An Arbitrary End Versus No End in Afghanistan

An Arbitrary End Versus No End in Afghanistan

05/27/14
Paul R. Pillar
Afghanistan Terrorism, South Asia
The United States has a hard time ending wars—at least any wars beyond the limited category of those whose size and shape appeal to Americans' appetite for clear-cut victories over evil-doers. The American involvement in the civil war in Afghanistan, at twelve and a half years and counting, is a prime case.
Our understanding of this war has not been helped by the repeated coupling of it in public discussion with the misadventure in Iraq. How the United States got into each of these wars was vastly different. One involved a manufactured and illegitimate rationale; the other was a legitimate and understandable response to a direct attack on the United States by a terrorist group that at the time was resident in Afghanistan and in alliance with the regime that ruled most of Afghanistan. The United States could have and should have concluded its mission in Afghanistan once it rousted the group and ousted the regime, which it did in the first few months of its involvement. The Afghanistan War came to resemble the Iraq War only after it became an endless involvement with insurgency and civil war, with an inability to identify an obvious off-ramp.

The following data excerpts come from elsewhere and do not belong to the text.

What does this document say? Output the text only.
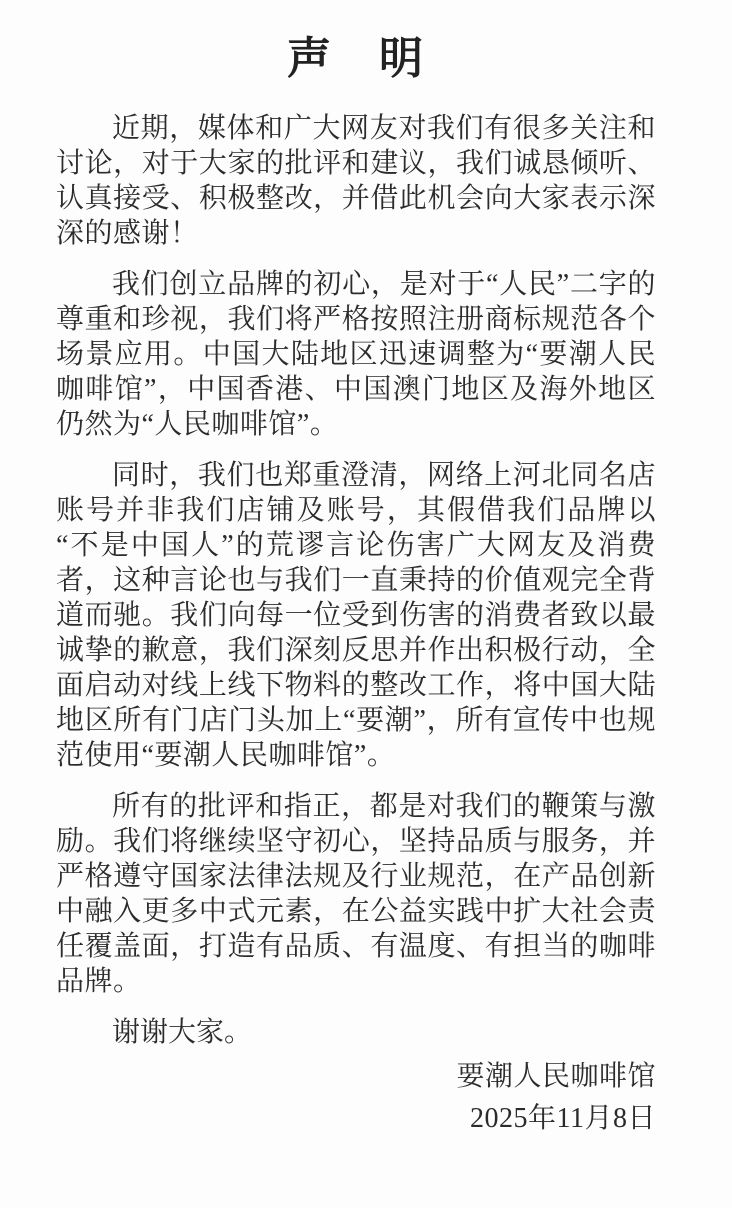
声　明

近期，媒体和广大网友对我们有很多关注和讨论，对于大家的批评和建议，我们诚恳倾听、认真接受、积极整改，并借此机会向大家表示深深的感谢！

我们创立品牌的初心，是对于“人民”二字的尊重和珍视，我们将严格按照注册商标规范各个场景应用。中国大陆地区迅速调整为“要潮人民咖啡馆”，中国香港、中国澳门地区及海外地区仍然为“人民咖啡馆”。

同时，我们也郑重澄清，网络上河北同名店账号并非我们店铺及账号，其假借我们品牌以“不是中国人”的荒谬言论伤害广大网友及消费者，这种言论也与我们一直秉持的价值观完全背道而驰。我们向每一位受到伤害的消费者致以最诚挚的歉意，我们深刻反思并作出积极行动，全面启动对线上线下物料的整改工作，将中国大陆地区所有门店门头加上“要潮”，所有宣传中也规范使用“要潮人民咖啡馆”。

所有的批评和指正，都是对我们的鞭策与激励。我们将继续坚守初心，坚持品质与服务，并严格遵守国家法律法规及行业规范，在产品创新中融入更多中式元素，在公益实践中扩大社会责任覆盖面，打造有品质、有温度、有担当的咖啡品牌。

谢谢大家。

要潮人民咖啡馆
2025年11月8日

The United States does not have any significant or direct interest in nation-building in Afghanistan or in the internal social and political arrangements of that country. The Taliban, who became our opponent, have no interest in the United States except insofar as the United States interferes with the Taliban's ambitions for those social and political arrangements. Even the U.S. counterterrorist interest in Afghanistan is nothing like it was before al-Qaeda was pushed out of its once-comfortable home. There is nothing unique about Afghanistan as a potential origin of anti-U.S. terrorism, and anyone who has paid attention to the evolution of international terrorism over the past decade realizes that other lands are at least as likely, and probably more likely, to be points of origin in this regard as Afghanistan is. The United States, having affected events in Afghanistan for so long (actually going back to stoking the insurgency against the Soviets in the 1980s) may have some responsibility under the Pottery Barn rule to extract itself in an orderly rather than a precipitate manner.